Whatever its final outcome, Brexit has triggered an impending workforce crisis. British businesses won’t have access to the skills and talent they have grown accustomed to and demand for labour will outstrip supply.

For the first time in half a century, the number of workers entering the UK job market is falling behind population growth figures. Last decade, almost 2 million people entered employment – this compared to a projected 820,000 people joining the workforce in 2025.

Declining birth rates and emigrating graduates are potential contributing factors. However, up to 47% of highly-skilled EU citizens currently living and working in the UK are looking to leave within the next five years.   Top talent is highly mobile and won’t be at a loss for options.

Rather than focus recruitment efforts on external hires, firms need to take a creative approach to how they find and place talent. Technology can help recruiters identify candidate referral and redeployment opportunities.

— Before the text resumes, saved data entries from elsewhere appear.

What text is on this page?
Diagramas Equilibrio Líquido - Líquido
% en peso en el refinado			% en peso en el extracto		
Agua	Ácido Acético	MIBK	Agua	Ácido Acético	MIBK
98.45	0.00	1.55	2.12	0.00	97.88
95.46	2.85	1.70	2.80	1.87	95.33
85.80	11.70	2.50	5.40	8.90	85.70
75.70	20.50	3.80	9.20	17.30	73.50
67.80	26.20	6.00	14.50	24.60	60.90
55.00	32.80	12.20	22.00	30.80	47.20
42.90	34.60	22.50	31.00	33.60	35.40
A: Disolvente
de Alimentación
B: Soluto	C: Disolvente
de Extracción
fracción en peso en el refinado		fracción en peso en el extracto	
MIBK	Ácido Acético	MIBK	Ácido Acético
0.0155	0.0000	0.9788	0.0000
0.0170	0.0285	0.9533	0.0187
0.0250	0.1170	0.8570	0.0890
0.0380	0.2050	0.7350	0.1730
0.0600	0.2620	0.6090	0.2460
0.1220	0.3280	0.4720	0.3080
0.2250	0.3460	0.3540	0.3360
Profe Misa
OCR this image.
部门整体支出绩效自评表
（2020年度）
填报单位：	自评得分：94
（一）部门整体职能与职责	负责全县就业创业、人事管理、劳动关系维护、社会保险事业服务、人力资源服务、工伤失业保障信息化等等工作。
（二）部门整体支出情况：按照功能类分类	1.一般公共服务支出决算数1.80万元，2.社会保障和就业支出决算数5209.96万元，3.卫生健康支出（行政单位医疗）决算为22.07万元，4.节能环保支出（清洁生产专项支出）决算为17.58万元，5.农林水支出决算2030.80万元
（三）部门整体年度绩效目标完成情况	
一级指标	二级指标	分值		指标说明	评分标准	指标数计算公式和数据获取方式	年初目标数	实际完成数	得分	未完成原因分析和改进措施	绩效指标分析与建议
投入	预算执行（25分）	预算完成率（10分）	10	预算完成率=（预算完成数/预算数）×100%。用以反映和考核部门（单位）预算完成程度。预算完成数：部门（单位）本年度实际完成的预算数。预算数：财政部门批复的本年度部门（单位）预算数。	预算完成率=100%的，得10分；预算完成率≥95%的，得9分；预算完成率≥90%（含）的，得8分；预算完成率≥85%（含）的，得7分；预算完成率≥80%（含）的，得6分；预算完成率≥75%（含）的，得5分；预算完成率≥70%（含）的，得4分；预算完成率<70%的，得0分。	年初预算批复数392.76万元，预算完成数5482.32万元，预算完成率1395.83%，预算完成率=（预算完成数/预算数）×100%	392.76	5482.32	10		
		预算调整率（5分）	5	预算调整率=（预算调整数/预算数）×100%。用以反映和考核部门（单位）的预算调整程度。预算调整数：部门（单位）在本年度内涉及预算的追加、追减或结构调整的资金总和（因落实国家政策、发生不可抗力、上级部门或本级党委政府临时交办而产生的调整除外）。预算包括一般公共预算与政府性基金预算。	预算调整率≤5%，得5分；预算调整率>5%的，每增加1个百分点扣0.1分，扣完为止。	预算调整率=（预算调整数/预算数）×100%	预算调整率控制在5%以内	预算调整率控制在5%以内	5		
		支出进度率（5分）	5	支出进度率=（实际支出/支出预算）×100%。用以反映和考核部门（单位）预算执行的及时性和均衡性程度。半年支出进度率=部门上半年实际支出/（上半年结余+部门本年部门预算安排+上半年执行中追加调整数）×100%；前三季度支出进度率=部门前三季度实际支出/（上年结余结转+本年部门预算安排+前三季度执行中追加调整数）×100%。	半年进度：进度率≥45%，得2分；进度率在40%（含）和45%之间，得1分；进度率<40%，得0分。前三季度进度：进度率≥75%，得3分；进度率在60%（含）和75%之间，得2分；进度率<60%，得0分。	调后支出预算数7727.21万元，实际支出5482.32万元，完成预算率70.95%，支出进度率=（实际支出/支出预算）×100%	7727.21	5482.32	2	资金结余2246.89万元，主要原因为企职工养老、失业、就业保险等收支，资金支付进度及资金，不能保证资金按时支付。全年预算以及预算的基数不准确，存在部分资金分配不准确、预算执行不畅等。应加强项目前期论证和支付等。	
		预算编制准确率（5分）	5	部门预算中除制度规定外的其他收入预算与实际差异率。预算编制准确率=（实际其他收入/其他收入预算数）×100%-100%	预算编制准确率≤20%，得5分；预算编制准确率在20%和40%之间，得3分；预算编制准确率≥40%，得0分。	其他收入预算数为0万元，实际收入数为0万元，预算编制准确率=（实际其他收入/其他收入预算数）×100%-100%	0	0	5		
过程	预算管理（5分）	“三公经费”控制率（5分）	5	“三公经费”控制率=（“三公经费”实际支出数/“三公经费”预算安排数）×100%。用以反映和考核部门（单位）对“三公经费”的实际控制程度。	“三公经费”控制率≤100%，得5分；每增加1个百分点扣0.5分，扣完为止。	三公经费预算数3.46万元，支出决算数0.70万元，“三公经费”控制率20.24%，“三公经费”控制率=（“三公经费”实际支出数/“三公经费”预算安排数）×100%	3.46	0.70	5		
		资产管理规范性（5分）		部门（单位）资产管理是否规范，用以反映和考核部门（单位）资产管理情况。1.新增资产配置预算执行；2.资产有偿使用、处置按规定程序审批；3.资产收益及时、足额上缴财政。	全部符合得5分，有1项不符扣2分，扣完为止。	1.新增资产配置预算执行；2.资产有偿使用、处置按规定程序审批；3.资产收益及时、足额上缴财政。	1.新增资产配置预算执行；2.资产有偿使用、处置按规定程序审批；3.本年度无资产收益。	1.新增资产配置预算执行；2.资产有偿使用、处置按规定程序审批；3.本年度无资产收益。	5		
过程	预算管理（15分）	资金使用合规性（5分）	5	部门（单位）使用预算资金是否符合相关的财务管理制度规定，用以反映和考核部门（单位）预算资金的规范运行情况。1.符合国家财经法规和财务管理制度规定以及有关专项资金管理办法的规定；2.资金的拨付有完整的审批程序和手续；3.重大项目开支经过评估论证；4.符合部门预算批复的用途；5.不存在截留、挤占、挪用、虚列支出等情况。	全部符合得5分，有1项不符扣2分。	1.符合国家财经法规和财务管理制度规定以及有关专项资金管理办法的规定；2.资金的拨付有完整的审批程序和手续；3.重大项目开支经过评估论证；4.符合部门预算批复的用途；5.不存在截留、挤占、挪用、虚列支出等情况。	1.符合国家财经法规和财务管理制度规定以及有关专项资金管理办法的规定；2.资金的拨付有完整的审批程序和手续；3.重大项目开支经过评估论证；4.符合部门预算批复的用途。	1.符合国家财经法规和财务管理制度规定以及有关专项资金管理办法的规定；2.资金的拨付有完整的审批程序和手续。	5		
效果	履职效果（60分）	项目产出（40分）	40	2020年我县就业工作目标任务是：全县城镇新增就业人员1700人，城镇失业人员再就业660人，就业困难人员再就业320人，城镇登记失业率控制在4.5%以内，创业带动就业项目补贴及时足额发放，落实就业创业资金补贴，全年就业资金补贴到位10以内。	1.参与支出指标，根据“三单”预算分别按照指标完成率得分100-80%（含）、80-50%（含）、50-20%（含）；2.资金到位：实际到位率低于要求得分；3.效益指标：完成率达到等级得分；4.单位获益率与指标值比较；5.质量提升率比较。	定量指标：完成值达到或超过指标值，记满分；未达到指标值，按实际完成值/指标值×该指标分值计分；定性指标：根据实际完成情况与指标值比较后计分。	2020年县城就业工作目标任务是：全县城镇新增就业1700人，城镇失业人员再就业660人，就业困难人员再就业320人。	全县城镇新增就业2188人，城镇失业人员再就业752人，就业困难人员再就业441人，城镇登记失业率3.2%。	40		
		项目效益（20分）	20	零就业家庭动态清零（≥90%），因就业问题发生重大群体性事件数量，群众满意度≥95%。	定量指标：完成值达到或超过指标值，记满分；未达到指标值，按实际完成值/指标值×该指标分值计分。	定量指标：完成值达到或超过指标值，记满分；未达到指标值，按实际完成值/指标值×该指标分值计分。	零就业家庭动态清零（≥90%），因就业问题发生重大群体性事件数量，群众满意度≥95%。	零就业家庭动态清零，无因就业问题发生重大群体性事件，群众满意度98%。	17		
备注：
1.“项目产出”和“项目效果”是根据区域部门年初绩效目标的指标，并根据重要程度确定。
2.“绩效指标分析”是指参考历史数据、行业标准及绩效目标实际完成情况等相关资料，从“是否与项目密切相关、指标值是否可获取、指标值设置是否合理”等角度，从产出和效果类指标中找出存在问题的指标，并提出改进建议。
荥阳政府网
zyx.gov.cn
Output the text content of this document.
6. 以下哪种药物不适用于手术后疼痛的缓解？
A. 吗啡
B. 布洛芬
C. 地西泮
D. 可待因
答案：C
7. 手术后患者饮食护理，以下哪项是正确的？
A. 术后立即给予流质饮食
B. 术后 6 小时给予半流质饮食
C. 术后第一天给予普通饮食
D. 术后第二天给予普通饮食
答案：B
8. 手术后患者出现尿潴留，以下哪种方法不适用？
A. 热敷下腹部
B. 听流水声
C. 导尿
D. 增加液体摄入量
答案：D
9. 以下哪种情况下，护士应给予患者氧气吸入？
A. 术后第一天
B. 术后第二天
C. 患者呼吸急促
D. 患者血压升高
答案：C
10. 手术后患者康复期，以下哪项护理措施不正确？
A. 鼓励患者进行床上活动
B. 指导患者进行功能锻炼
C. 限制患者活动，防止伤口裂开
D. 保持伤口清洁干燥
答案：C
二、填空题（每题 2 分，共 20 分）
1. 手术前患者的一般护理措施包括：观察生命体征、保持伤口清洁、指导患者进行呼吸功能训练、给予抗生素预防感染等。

As budgets get tighter, now is a perfect time for firms to review their existing candidate databases and review opportunities for upskilling and reskilling.

Looking ahead

The current UK job market is in flux. As economic uncertainty peaks, hiring budgets and available talent are taking a knock and recruiters are under immense pressure to help their clients find and retain the talent they need.

To combat this, recruiters need to increasingly encourage candidates and clients to step out of their comfort zones to find the jobs and skills they’re looking for.

By stepping into an advisory role that goes above and beyond job placement, recruitment companies can stay competitive and profitable.

Looking beyond 2018, the key for recruiters is to get closer to their clients than ever before. Uncertain times present opportunities too, but smart and fast adjustment is crucial to withstand change.

Peter Linas is EVP of corporate development and international at Bullhorn.